Uniéndome a esta tradición de celebrar el cambio de año,  la cual sigo sin comprender, me tomaré unos minutos de reflexión y escribiré el último post del año.

Ha sigo un año bueno para mí, aunque malo para mi país, han habido cambios favorables en mi vida y me siento profundamente agradecido con el Señor. Aun espero cambios, vienen retos que debo vencer para luego poder ir a buscar esos cambios que tanto necesito. Se nos acabó el año y honestamente no recuerdo cuales fueron mis propósitos de año nuevo, por lo tanto no tengo ni idea si he cumplido alguno.
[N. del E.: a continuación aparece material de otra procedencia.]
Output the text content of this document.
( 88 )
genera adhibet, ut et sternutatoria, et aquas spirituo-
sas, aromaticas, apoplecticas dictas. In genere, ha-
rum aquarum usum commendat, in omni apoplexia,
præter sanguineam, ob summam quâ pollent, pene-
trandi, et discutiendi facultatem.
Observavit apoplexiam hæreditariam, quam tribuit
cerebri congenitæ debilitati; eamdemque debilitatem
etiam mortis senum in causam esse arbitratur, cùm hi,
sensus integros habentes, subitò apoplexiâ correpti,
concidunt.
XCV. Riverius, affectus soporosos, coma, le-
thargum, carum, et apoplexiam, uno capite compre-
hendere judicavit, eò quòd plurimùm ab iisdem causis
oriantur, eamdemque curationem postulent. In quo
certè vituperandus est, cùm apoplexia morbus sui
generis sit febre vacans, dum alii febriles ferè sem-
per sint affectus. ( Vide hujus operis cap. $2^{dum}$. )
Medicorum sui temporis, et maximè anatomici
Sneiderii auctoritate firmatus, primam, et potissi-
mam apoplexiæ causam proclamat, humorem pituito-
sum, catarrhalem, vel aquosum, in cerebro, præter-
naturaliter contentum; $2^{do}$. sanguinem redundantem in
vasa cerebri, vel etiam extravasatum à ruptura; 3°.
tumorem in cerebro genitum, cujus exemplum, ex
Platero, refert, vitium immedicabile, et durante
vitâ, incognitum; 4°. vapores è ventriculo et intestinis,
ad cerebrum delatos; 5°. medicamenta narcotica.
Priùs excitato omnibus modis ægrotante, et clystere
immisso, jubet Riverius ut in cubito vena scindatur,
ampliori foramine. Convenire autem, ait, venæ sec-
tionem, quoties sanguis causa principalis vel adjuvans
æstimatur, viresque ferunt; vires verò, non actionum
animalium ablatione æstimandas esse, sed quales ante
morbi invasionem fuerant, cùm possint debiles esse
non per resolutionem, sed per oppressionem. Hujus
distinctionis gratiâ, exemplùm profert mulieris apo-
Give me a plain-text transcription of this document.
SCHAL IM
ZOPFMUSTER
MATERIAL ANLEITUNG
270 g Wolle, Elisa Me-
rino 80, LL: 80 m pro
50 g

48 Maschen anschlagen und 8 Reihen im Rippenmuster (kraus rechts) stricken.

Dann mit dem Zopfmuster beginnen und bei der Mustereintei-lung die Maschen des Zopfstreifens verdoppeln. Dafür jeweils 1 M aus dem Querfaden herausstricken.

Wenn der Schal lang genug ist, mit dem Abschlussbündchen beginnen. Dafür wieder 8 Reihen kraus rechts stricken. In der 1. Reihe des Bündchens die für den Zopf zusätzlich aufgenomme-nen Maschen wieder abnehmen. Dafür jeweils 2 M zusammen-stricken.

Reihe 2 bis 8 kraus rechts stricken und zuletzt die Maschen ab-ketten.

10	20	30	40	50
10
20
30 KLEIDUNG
Algo que quisiera compartir es que creo que para nuestra mente es muy difícil aceptar las cosas como un continuo, es decir, todo lo queremos dividir en partes, dividimos nuestra vida en año, meses, semanas, etcétera, los que se sienten más metafísicos proclaman que debemos agradecer cada día. Pues yo pienso que el día tiene horas y estas minutos y estos segundos y estos se pueden seguir dividiendo casi infinitamente, porque nuestra vida es un flujo continuo. No es el año, no es el mes ni el día lo que deberíamos agradecer, ni hacer esos propósitos que de antemano sabemos que no cumpliremos.

Simplemente debemos agarrar la vida como es, como el agua que corre en un río, donde lo que se nos escapó de las manos ya se fue para siempre, que si no la dejamos correr y nos aferramos a tener de la misma agua esta se pudre. Así es todo, las personas, los momentos, todo viene y se va, porque ni tú ni yo somos los mismos de hace un segundo, así cada instante es el mejor momento para fijarte un buen propósito, so solo esta noche que para muchos ya ha acabado.